Do deployed AI security controls prevent malicious output — or remediate it after generation?
Across a controlled harness of ~6.1M inference calls on models ranging 1.7B–119B parameters, I evaluated whether common guardrails block malicious generation or merely act on it post hoc. Every behavioral and structural control tested was bypassed or permitted malicious generation, except one applied at the generation layer, which blocked it in 100% of in-harness attempts. Under that control, an abliterated model's data-exfiltration success fell from 97.85% to 0%.
Method
A fixed adversarial harness issued ~6.1M inference calls against models spanning 1.7B–119B parameters, exercising behavioral controls (refusal training, classifiers) and structural controls (sanitization, output filtering, validators) as deployed in typical GenAI integrations. Each control was scored on whether malicious output was prevented or merely acted on after generation.
Findings
Every behavioral and structural control tested was bypassed or allowed malicious generation — except one.

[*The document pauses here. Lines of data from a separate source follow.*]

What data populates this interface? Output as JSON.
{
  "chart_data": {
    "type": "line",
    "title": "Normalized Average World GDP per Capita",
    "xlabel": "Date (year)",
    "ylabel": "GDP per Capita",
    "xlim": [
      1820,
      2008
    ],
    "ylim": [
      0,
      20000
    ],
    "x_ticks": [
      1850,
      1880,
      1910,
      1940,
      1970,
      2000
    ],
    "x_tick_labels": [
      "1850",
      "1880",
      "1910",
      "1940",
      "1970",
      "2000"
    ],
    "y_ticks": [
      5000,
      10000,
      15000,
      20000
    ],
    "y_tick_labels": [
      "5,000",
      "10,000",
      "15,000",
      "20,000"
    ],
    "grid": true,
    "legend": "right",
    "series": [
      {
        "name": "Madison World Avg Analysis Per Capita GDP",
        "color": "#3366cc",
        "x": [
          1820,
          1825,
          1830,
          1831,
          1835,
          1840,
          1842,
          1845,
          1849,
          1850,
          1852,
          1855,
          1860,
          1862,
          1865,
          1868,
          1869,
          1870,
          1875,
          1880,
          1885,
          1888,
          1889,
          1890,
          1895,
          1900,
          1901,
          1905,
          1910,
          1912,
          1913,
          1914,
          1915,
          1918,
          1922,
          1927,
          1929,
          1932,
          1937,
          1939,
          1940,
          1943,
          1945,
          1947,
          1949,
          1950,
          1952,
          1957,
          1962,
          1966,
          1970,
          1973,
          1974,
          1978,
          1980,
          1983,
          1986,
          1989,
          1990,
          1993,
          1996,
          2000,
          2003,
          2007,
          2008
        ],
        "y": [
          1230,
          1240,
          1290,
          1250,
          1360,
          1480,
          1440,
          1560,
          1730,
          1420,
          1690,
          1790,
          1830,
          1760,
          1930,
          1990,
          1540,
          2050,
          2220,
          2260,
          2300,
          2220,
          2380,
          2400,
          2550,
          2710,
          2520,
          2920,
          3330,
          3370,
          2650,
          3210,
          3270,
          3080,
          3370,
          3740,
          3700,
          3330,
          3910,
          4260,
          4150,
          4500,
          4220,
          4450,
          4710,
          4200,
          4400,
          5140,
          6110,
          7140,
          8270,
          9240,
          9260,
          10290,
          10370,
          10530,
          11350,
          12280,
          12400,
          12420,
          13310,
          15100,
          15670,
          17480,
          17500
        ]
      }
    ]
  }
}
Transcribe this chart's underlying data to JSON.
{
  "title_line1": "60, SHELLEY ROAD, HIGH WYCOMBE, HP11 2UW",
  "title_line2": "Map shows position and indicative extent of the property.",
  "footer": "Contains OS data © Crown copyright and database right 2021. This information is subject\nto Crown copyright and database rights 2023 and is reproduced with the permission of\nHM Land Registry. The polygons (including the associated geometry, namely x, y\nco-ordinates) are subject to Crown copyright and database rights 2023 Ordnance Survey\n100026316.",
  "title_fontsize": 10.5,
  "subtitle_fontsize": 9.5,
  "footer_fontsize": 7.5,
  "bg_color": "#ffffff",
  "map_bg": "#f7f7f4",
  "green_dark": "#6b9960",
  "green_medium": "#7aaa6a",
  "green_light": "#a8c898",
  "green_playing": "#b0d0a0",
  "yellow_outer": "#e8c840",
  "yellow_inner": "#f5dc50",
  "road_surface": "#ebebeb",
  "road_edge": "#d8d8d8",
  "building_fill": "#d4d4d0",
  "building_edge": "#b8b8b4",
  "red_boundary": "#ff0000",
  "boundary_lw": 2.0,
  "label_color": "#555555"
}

A single generation-layer control blocked malicious output in 100% of in-harness attempts, before the model could produce it. An abliterated model — refusal mechanism removed — dropped from 97.85% data-exfiltration success to 0% under that control.
Scope & limits
Results are qualified to this test harness — not a claim that prompt injection is solved in general. The figures describe in-harness behavior across the models and attack classes tested. Cost savings discussed elsewhere on this site are a modeled projection that scales with deployment, not a measured client outcome.